La Suprema Corte in tema di impugnazione dei crediti ammessi allo stato passivo
30 Novembre 2021
Il Tribunale di Santa Maria Capua Vetere respingeva l'impugnazione di M.G. inerente lo stato passivo di una società in relazione a due domande presentate dall'Agenzia delle Entrate – Riscossione, aventi ad oggetto «crediti vantati per tributi erariali e contribuzioni previdenziali, ammesse al concorso sulla base delle cartelle notificate». Il giudice di merito affermava che per i suddetti crediti tributari «non era consentita l'ammissione con riserva, da sciogliere all'esito del giudizio promosso innanzi al giudice tributario». M.G. ricorre in Cassazione deducendo sia la violazione degli artt. 98, comma 3, e 95, comma 3, l. fall., in quanto il Tribunale avrebbe erroneamente ritenuto che l'impugnazione dello stato passivo da parte del creditore dovesse essere subordinata alle conformi contestazioni del curatore; sia la violazione dell'art. 24, comma 5, d.lgs. n. 46/1999 poiché il giudice di merito avrebbe anche omesso di pronunciarsi sull'eccepita prescrizione dei crediti previdenziali.

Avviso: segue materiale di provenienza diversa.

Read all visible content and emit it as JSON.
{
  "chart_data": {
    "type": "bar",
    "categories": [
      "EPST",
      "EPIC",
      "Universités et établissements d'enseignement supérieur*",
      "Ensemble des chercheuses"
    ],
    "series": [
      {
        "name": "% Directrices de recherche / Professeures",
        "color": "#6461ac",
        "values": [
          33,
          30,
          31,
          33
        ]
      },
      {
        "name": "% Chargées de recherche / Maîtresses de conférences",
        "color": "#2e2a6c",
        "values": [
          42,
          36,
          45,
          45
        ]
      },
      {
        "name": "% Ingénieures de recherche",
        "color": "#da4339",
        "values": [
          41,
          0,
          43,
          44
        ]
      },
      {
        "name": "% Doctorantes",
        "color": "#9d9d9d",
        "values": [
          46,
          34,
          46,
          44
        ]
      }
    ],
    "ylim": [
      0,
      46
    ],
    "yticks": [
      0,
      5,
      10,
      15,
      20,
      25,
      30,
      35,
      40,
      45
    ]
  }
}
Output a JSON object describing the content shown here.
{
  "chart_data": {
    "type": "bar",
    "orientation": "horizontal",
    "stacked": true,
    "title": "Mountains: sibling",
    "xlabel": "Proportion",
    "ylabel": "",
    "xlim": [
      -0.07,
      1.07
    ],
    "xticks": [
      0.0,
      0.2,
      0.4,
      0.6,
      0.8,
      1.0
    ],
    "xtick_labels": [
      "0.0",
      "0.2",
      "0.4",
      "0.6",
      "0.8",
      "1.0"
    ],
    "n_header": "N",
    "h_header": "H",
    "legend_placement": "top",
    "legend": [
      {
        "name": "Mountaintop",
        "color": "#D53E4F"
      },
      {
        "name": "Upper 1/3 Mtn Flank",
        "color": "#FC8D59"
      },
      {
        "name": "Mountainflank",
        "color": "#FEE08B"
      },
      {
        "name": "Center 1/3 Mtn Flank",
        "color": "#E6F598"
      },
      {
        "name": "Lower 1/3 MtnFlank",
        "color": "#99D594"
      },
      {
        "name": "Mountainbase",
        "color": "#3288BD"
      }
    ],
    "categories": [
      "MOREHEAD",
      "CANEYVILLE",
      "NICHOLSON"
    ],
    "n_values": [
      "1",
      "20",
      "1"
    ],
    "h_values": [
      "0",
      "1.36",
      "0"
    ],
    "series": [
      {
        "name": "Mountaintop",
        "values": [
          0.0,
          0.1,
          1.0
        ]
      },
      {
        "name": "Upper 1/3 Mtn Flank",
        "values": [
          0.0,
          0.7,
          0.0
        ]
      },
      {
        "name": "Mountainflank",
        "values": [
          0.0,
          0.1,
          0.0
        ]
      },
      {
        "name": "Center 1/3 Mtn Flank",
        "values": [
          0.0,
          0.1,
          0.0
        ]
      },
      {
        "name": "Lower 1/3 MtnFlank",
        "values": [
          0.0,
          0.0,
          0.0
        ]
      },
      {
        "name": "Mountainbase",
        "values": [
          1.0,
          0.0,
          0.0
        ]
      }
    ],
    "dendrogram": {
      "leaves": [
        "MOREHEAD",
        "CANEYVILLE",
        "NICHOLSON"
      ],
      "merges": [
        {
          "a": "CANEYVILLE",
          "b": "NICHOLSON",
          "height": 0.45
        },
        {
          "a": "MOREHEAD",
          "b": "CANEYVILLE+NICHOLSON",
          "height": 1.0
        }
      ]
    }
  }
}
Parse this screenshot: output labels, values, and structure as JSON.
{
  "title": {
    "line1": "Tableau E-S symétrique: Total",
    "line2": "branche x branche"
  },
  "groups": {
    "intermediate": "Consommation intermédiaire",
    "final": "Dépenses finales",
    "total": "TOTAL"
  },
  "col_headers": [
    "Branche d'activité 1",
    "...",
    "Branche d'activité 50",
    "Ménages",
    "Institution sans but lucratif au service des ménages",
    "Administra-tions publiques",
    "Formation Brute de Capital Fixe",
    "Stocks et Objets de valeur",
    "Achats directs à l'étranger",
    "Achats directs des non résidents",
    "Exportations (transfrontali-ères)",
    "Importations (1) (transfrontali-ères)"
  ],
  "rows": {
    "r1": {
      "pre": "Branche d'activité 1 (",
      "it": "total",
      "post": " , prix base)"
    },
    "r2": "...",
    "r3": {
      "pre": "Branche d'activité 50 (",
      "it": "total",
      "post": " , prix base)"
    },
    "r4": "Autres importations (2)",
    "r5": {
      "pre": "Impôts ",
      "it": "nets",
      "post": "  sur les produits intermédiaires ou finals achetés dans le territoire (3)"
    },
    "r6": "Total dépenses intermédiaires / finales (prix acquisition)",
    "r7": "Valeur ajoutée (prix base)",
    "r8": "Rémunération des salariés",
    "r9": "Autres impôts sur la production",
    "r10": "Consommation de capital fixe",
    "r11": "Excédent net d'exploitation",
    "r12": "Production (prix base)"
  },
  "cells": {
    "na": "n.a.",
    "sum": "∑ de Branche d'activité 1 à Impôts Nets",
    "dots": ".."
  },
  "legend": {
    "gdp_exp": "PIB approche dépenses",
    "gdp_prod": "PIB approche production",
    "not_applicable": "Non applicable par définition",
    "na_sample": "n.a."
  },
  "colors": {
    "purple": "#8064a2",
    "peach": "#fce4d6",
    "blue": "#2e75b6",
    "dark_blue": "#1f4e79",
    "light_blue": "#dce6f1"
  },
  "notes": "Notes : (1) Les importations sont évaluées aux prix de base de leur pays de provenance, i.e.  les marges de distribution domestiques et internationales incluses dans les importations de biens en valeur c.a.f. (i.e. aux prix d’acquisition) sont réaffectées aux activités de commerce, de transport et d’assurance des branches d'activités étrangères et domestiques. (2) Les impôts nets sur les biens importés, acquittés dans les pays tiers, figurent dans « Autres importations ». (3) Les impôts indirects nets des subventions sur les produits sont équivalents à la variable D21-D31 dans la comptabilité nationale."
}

Le doglianze sono fondate. In tema di impugnazione dei crediti ammessi allo stato passivo del fallimento, la Corte di Cassazione ha già avuto modo di affermare che «il singolo creditore può esperire, ai sensi dell'originario art. 100 l.fall. – oggi ex art. 98, comma 3, l.fall. – qualunque azione diretta a determinare l'esclusione di uno o più crediti o delle garanzie che lo assistono». Inoltre, l'art. 95, comma 3, l.fall., novellato dal d.lgs. n. 5/2006, stabilisce che «il giudice delegato in sede di verifica dei crediti decide sulle domande di ammissione avuto riguardo alle eccezione del curatore, a quelle rilevabili d'ufficio ed a quelle formulate dagli altri interessati, senza introdurre distinzioni di sorta tra le eccezioni che solo il curatore può formulare e quelle che, invece, sarebbero riservate anche ai creditori concorrenti». Ne consegue che, secondo i Giudici di legittimità, «l'ammissione al passivo dei crediti tributari richiesta dal concessionario per la riscossione, come stabilito dall'art. 87, comma 2, d.P.R. n. 602/1973, nel testo introdotto dal d.lgs. n. 46/1999, avviene di norma sulla base del semplice ruolo, salva la necessità, in presenza di contestazioni del curatore, dell'ammissione con riserva, da sciogliere poi ai sensi dell'art. 88, comma 2, d.P.R. n. 602/1973, allorchè sia stata definita la sorte dell'impugnazione esperibile davanti al giudice tributario» (Cass. n. 11954/2018, n. 23110/2016, n. 6126/2014). Nel caso di specie, il Tribunale ha errato nel ritenere che i crediti fiscali portati dalle cartelle notificate potessero essere oggetto di contestazione, con la conseguente ammissione con riserva, unicamente su iniziativa del curatore fallimentare. Inoltre, ha errato anche nel ritenere che «della cognizione dell'eccezione di prescrizione dopo la notifica della cartella, avanzata dal creditore impugnante, potesse occuparsi solo il giudice speciale tributario». Per tutti questi motivi la Suprema Corte accoglie il ricorso e pronuncia il seguente principio di diritto: «in tema di impugnazione dei crediti ammessi allo stato passivo, il creditore impugnante ex art. 98, comma 3, l.fall., può sollevare tutte le eccezioni riservate al curatore fallimentare, compresa quella di prescrizione, anche quando si tratti di crediti il cui accertamento è riservato alla cognizione di altro giudice speciale».